In an extraordinary construction boom, the isolated Central Asian country of Turkmenistan is spending billions of dollars remodelling its capital, Ashgabat, into a gleaming white showpiece where even the curbs are made of marble.
The gas-rich country says that US$8 billion in international investment and 4 trillion manats (US$1.9 billion) of its own funds have poured in since it gained independence from the Soviet Union in 1991.
“We are directing the profit from gas exports into improving the quality of life of our people,” Turkmen President Gurbanguly Berdimuhamedov said.
Photo: AFP
Turkmenistan claims to have the world’s fourth-biggest supplies of natural gas, with estimated reserves of more than 24 trillion cubic meters, according to oil company BP.
With a population of 1 million, Ashgabat is now a giant construction site as the government demolishes large areas of low-rise brick buildings from the Soviet era.
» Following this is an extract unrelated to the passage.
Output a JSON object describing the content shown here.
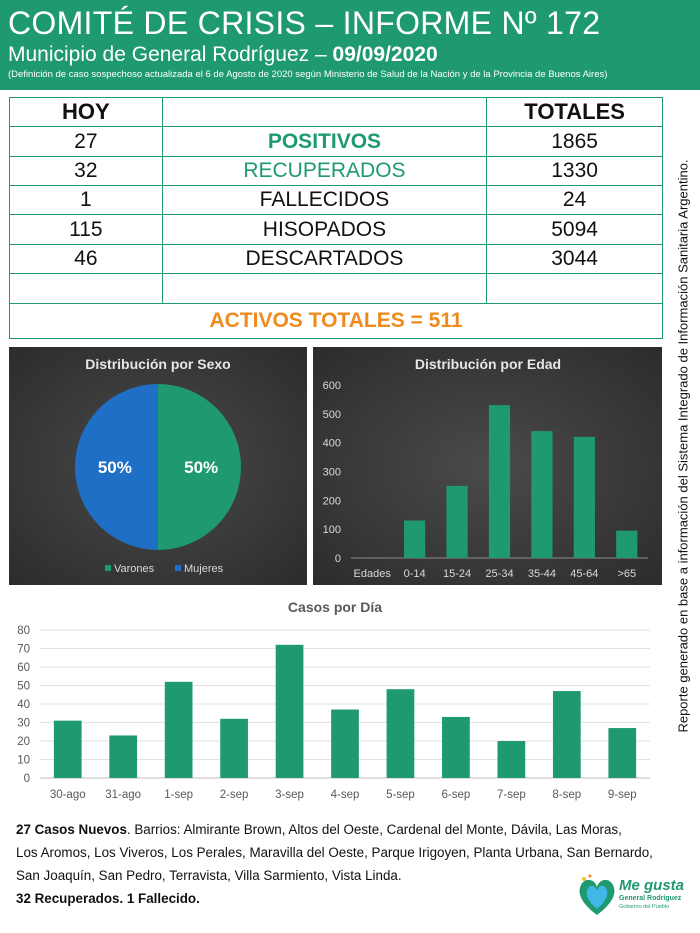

All new buildings for ministries, government agencies and new apartment blocks are being faced with marble, giving the city the nickname: “White City.”
The 55-year-old president, a dentist by profession, has even ordered that the concrete curbs on central avenues and streets be replaced with marble ones.
The gleaming facades contrast with the rights record of a country labeled “one of the world’s most repressive” by Human Rights Watch.
Berdimuhamedov has picked up the gauntlet from his predecessor, former Turkmen president Saparmurat Niyazov, who unveiled a revolving gold statue of himself.
Elected after Niyazov’s death in 2006, Berdimuhamedov last year opened a 95m-high ferris wheel that sits atop a leisure center.
In 2011, he unveiled a 185m high monument to the Turkmen Constitution decorated with carpet motifs that cost 45 million euros (US$60 million) and has been heralded as the country’s answer to France’s Eiffel Tower.
He also opened a giant “Palace of Happiness” topped with a globe to be used for wedding ceremonies that cost about US$140 million.
The city also gained a 211m television tower that cost 136.85 million euros and rises out of a building in the shape of an eight-pointed star.
The vast projects are being built by international companies, the dominant of which is Turkish firm Polimeks, which built the constitution monument, the Palace of Happiness and the television tower.
Many residents are dazzled by the whirlwind of construction.
“I can’t keep up with the constant changes in the city. It seems that where there was a wasteland yesterday, today there is a modern building,” 24-year-old student Ashir Nurliyev said.
However, not all are so keen.
“In my opinion, when everything is covered with marble, it makes the city look impersonal, but it bowls over the out-of-towners ... everywhere [there] is opulence and luxury,” said Maya Kurbanova, 43.
Pensioner Dzhapar-aga, 70, said the city has lost its “spirit.”